Martin Simek had laatst een prachtig verhaal over hoe in groepen mensen wordt omgegaan met lieden die weigeren zich aan de algemeen aanvaarde normen van de groep aan te passen. Hij vertelde dat als er in een groep van dertig mensen één iemand is die zich misdraagt, de groep heel goed in staat is tot correctie of anders tot verwijdering uit de groep. Daar wordt de groep als geheel sterker van. Anders wordt het al, als er drie mensen zijn die zich misdragen. Dan kan de groep het al minder snel eens worden over een reactie en ontstaat verdeeldheid. Het risico is dan groot dat voor de buitenwereld de drie rotte appels het beeld van de hele groep gaan bepalen. Daar wordt de groep onzeker van, verliest haar samenhang of haar zelfvertrouwen ten opzichte van de omgeving.
Dit beeld, dat Simek ontleent aan zijn eigen ervaringen als immigrant en als sportman, zou de ‘foei’ zeggers aan het denken moeten zetten. Immers, de discussie over integratie begint meestal met de terechte vaststelling dat een overgrote meerderheid van de moslims in Nederland zich zeer goed aanpast, steeds beter meedoet in de samenleving en ook steeds meer successen scoort. En dat slechts een kleine groep het laat afweten, niet meedoet, enorm hoog scoort in de misdaadstatistieken en mensen op straat, in de stad en in de buurt zeer grote angst inboezemt. Heeft het feit dat ze moslims zijn hier iets mee te maken? Natuurlijk niet, maar ze zijn wel overwegend moslim en het geloof is een van de weinige bronnen van identificatie en trots die zij hebben.
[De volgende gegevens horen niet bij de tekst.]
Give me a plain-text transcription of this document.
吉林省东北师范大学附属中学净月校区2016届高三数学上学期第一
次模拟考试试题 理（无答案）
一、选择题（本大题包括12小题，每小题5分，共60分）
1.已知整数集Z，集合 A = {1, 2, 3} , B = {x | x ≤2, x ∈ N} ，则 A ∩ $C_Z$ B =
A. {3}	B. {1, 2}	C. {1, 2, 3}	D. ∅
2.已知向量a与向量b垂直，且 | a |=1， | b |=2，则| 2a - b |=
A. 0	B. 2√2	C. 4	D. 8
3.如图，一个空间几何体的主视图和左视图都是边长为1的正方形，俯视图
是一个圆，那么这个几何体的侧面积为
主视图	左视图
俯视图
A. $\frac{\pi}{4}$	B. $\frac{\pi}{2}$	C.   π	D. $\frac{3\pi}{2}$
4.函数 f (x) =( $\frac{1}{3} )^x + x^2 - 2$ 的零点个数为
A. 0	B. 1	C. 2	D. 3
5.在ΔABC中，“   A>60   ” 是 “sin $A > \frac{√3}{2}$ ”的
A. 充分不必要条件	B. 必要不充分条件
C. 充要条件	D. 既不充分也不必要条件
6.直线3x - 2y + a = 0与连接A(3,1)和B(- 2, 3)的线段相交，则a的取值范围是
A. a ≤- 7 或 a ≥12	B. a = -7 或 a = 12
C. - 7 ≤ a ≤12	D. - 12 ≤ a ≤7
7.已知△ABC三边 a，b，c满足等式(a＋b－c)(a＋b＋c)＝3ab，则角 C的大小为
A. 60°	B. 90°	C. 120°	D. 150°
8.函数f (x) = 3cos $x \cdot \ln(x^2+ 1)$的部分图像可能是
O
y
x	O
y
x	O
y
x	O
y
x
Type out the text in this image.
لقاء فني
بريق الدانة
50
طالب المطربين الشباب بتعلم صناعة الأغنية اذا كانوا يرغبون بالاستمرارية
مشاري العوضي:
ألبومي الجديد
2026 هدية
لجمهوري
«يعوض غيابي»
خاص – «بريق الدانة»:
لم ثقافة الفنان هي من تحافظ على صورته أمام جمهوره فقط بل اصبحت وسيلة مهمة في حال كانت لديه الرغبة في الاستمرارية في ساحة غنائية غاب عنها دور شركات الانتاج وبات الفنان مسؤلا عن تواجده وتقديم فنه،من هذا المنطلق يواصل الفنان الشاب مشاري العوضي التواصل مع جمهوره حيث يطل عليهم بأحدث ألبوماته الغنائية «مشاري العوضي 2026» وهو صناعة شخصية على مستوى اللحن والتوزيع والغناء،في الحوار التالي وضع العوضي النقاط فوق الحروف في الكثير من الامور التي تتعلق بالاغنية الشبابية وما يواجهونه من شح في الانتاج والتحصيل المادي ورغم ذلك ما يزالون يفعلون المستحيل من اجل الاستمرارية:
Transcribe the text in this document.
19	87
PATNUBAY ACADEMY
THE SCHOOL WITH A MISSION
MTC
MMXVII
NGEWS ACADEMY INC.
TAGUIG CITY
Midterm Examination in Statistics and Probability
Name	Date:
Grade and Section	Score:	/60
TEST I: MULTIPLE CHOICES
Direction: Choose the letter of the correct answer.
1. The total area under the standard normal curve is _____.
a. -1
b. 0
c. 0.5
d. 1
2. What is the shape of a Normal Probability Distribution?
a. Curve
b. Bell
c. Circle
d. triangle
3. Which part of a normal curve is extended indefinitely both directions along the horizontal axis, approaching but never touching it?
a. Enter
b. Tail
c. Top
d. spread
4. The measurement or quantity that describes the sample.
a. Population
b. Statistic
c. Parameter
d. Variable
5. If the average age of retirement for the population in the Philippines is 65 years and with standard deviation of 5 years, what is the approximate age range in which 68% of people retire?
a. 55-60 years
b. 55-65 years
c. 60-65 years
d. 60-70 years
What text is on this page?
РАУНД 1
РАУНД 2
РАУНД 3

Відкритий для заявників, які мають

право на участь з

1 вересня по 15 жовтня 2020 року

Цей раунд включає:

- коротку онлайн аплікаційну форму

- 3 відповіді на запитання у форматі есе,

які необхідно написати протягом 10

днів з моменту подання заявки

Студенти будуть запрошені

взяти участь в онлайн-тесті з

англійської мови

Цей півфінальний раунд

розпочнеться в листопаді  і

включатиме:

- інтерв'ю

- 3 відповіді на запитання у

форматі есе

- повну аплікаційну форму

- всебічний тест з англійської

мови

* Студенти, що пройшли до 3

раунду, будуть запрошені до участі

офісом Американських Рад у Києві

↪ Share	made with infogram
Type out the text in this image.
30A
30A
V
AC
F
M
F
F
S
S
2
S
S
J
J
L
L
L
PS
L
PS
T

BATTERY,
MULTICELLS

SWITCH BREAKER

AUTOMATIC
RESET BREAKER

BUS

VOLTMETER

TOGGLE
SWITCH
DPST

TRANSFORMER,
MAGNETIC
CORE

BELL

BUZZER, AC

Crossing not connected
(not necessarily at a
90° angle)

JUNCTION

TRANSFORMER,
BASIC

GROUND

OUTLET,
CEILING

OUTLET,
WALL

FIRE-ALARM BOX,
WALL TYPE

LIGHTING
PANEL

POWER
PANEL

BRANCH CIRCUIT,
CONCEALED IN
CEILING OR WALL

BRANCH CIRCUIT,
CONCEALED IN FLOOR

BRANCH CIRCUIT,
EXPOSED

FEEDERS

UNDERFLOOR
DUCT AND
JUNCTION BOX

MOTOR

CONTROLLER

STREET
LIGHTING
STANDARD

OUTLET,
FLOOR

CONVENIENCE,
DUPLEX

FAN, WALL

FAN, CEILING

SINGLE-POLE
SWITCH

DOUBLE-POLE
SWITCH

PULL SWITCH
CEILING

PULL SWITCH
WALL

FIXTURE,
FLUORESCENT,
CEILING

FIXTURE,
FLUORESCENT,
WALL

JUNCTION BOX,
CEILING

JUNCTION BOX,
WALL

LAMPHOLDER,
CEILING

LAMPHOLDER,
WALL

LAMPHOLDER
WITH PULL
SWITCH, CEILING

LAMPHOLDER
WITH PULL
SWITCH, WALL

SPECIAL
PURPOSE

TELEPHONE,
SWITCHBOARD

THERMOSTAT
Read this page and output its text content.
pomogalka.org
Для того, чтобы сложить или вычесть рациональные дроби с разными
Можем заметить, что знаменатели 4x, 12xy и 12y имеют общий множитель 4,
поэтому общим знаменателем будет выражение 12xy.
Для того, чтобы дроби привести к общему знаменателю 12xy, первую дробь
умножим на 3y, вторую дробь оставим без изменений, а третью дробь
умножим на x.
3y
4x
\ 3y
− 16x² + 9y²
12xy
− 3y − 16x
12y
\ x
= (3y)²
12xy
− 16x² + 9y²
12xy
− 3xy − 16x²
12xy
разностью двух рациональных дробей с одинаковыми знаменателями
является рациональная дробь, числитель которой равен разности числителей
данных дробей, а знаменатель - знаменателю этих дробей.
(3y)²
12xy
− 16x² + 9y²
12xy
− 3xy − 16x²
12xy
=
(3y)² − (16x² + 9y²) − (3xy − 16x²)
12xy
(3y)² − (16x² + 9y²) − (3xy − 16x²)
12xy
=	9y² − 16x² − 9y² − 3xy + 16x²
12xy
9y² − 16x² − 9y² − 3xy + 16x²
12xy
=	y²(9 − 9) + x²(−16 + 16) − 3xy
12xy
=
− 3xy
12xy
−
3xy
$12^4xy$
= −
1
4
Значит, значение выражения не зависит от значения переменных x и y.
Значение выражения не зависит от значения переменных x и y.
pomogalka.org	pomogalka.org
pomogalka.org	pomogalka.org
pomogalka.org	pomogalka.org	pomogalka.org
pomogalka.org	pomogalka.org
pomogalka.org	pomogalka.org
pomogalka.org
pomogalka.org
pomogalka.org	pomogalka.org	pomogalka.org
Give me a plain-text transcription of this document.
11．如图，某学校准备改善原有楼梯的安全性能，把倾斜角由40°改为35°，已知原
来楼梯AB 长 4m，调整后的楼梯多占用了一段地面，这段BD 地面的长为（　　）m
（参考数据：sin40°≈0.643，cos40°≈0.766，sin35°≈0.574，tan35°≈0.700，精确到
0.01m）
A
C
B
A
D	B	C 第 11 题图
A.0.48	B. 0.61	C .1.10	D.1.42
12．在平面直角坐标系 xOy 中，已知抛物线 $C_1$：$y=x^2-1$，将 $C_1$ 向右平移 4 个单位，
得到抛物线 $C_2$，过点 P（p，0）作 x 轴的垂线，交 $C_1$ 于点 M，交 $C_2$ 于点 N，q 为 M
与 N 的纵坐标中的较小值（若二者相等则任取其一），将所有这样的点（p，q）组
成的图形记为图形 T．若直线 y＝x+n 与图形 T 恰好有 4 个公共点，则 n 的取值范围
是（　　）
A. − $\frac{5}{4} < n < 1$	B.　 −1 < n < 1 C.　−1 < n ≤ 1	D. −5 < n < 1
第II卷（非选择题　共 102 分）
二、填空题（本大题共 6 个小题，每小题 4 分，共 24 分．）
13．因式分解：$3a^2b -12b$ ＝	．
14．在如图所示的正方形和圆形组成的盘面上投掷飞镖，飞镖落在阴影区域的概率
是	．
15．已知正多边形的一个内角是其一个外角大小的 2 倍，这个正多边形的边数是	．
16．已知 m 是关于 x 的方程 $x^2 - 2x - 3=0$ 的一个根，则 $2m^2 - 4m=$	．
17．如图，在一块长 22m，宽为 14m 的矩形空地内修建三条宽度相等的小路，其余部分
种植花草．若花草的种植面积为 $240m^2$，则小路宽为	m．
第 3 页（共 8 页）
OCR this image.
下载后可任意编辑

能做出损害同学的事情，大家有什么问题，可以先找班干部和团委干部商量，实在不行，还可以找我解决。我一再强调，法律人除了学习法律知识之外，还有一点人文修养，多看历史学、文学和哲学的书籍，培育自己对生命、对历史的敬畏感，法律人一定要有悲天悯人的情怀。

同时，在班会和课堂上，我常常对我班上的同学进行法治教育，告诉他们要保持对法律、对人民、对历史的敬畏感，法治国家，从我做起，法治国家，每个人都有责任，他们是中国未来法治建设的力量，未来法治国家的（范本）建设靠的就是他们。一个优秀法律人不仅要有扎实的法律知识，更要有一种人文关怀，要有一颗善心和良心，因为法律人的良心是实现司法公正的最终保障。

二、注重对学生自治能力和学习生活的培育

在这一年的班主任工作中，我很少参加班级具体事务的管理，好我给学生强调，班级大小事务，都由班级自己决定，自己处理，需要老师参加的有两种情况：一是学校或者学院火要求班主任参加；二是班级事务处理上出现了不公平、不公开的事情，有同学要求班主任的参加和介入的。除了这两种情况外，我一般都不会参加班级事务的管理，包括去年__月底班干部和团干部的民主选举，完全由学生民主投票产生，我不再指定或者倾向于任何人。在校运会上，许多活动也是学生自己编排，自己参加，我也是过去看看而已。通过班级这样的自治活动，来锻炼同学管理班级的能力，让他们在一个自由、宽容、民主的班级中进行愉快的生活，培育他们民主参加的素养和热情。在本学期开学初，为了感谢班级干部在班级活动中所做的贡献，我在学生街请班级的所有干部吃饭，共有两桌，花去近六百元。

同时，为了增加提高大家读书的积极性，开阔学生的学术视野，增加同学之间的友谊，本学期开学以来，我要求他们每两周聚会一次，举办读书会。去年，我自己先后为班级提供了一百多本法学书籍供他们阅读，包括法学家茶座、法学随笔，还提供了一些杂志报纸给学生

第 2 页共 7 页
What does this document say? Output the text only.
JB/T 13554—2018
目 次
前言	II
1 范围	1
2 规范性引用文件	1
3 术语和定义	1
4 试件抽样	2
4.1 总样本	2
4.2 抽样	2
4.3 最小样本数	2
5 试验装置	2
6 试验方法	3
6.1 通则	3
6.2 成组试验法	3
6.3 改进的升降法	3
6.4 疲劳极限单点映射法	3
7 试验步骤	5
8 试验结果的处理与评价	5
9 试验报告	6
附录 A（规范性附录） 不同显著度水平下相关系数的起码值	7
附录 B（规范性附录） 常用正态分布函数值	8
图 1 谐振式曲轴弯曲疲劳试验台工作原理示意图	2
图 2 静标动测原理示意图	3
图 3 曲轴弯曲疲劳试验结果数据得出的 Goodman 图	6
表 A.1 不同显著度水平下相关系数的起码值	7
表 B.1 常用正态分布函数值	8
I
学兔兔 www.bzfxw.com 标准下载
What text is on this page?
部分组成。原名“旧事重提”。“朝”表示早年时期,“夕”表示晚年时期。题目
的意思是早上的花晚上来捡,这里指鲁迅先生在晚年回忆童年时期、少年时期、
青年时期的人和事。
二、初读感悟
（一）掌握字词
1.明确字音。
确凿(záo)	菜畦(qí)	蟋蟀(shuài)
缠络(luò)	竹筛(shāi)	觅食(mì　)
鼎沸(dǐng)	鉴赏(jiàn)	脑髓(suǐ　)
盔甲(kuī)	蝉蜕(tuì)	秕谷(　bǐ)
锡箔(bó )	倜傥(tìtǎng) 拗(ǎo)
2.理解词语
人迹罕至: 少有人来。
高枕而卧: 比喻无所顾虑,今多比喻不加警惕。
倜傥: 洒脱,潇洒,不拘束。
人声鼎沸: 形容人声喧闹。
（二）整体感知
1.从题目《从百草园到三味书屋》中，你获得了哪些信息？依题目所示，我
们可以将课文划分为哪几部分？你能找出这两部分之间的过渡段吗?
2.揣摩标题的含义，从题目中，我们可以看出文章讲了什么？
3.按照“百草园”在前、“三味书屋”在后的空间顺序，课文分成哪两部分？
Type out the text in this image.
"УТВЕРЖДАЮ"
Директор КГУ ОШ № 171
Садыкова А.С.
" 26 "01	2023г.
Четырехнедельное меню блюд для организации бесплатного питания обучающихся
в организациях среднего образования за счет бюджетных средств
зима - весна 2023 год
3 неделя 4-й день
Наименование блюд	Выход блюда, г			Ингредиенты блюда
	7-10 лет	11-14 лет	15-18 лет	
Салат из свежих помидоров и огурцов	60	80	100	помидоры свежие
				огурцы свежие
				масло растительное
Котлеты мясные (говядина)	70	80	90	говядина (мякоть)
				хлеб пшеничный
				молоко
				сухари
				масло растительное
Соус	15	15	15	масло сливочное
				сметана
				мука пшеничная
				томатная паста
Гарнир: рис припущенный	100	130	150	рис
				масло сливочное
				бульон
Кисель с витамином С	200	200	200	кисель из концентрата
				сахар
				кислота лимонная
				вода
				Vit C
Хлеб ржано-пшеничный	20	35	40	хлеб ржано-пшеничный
Dus leggen zowel zij als de buitenwereld een verband tussen het geloof en wie zij zijn of hoe zij zich gedragen. De vraag is nu of de relatief kleine groep probleemmakers toch zo groot is, dat zij niet meer intern gecorrigeerd kunnen worden zonder verdeeldheid te veroorzaken en dat zij uiteindelijk het beeld van de hele groep gaan bepalen. De weerbaarheid van de groep zal toenemen naarmate er meer zelfvertrouwen is. Dat zelfvertrouwen kan versterkt worden als er bondgenoten buiten de groep zijn.
Als ik mij niet sterk vergis, zijn de meest succesvolle initiatieven in Europa om te komen tot integratie van nieuwkomers gebaseerd op dat laatste uitgangspunt. Het vinden van bondgenoten, het stellen van duidelijke grenzen, nooit wegkijken bij problemen en de hele samenleving laten beseffen dat nieuwkomers geen gasten aan tafel zijn die weer vertrekken, maar familieleden die soms moeite hebben hun plek in de familie te vinden. Dat zijn essentiële voorwaarden voor succes.